Stem/progenitor cells are in the focus of research as a future therapeutic option to stimulate regeneration in diseased renal parenchyma. However, current data indicate that successful seeding of implanted stem/progenitor cells is prevented by harmful interstitial fluid and altered extracellular matrix. To find out possible parameters for cell adaptation, the present investigation was performed.

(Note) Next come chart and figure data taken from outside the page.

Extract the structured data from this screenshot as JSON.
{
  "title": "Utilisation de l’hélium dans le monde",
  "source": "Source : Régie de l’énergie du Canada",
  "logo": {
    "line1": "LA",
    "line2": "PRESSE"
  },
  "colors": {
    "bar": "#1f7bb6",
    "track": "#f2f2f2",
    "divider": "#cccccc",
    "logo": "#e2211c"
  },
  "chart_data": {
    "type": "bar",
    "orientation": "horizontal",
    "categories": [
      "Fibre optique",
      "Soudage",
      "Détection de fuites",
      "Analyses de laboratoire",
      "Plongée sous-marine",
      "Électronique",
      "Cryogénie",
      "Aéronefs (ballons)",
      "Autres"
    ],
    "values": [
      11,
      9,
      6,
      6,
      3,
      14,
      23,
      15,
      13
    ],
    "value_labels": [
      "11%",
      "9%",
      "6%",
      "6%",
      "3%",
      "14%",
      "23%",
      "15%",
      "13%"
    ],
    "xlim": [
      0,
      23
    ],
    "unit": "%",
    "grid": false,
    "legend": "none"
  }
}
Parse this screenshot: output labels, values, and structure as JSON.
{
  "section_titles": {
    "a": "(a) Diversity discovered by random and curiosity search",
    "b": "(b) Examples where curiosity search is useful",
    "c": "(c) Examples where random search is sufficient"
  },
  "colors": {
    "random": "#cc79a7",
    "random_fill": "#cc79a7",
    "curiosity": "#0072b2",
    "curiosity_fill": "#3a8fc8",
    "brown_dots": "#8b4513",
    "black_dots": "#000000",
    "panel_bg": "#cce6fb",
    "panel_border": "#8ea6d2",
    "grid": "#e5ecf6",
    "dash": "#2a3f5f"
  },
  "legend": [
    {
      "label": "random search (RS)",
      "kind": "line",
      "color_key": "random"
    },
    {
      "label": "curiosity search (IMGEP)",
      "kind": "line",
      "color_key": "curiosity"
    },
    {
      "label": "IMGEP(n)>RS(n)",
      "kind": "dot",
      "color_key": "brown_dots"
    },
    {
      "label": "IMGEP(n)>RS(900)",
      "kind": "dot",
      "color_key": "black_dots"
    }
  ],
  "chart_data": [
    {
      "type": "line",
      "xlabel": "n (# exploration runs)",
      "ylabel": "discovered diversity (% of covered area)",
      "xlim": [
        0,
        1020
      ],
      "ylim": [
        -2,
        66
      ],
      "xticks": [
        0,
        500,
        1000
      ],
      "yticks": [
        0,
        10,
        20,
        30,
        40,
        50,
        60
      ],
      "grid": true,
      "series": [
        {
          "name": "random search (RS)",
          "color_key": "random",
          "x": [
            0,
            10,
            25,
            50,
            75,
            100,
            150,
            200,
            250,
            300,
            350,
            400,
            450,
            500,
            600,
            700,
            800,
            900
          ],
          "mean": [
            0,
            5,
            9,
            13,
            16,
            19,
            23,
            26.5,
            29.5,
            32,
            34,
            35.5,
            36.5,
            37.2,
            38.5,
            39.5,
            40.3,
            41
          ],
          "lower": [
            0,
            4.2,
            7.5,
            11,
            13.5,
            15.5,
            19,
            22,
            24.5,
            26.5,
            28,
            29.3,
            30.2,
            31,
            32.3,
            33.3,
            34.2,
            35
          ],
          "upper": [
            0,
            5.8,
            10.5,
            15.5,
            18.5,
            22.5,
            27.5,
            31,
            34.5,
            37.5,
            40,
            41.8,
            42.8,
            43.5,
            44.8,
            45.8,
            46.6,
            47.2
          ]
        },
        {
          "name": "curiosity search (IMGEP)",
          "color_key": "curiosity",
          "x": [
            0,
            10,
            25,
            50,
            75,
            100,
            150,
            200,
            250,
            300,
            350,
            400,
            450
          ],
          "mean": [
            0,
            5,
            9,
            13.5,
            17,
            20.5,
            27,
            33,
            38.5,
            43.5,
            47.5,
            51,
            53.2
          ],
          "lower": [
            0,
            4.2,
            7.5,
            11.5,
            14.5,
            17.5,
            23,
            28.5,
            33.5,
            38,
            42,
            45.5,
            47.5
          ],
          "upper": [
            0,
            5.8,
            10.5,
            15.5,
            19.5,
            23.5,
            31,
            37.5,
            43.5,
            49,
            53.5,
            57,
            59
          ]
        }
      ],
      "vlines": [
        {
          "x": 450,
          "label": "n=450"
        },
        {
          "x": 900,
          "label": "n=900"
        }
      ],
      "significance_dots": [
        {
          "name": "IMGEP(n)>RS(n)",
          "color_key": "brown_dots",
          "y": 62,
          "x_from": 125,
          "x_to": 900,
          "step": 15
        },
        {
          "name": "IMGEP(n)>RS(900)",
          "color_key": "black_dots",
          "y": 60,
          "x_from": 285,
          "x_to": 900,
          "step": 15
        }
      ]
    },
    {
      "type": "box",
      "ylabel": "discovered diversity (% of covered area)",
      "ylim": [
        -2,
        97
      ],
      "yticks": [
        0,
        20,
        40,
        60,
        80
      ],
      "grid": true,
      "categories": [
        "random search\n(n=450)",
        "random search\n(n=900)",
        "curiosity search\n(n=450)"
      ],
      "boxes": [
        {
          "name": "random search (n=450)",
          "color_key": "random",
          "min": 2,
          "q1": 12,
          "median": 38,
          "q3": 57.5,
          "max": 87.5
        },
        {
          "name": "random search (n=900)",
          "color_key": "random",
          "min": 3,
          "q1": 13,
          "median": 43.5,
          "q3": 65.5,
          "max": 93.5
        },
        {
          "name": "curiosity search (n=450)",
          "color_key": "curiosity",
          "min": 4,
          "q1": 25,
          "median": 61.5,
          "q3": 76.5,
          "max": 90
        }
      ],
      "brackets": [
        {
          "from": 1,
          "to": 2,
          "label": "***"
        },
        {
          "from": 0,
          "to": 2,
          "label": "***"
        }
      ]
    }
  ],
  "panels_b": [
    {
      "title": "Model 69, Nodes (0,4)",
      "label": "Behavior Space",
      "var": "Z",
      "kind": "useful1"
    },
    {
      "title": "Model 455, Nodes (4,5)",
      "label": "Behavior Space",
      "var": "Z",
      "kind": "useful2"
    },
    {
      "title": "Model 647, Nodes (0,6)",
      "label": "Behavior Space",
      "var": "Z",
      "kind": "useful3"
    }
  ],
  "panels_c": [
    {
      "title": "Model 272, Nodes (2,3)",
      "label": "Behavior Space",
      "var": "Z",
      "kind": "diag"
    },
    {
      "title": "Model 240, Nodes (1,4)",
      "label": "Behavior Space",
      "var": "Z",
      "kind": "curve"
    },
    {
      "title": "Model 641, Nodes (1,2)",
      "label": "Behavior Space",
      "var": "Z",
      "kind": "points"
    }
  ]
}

Renal stem/progenitor cells were mounted in an artificial interstitium for perfusion culture. Exposure to chemically defined but CO2-independent culture media was tested during 13 days. Cell biological features were then analyzed by histochemistry, while structural details were investigated by transmission electron microscopy after conventional and improved fixation of specimens.


Culture of renal stem/progenitor cells as well in Leibovitz’s L-15 Medium as CO2 Independent Medium shows in fluorescence microscopy spatial development of numerous tubules. Specimens of both media fixed by conventional glutaraldehyde exhibit in electron microscopy a homogeneous cell population in developed tubules. In contrast, fixation by glutaraldehyde including tannic acid illuminates that dispersed dark marked cells of unknown function are present. The screening further demonstrates that the dark cell type does not comply with cells found in embryonic, maturing or matured renal parenchyma.


The actual data show that development of abnormal cell features must be taken into account, when regeneration of renal tubules is simulated under in vitro conditions.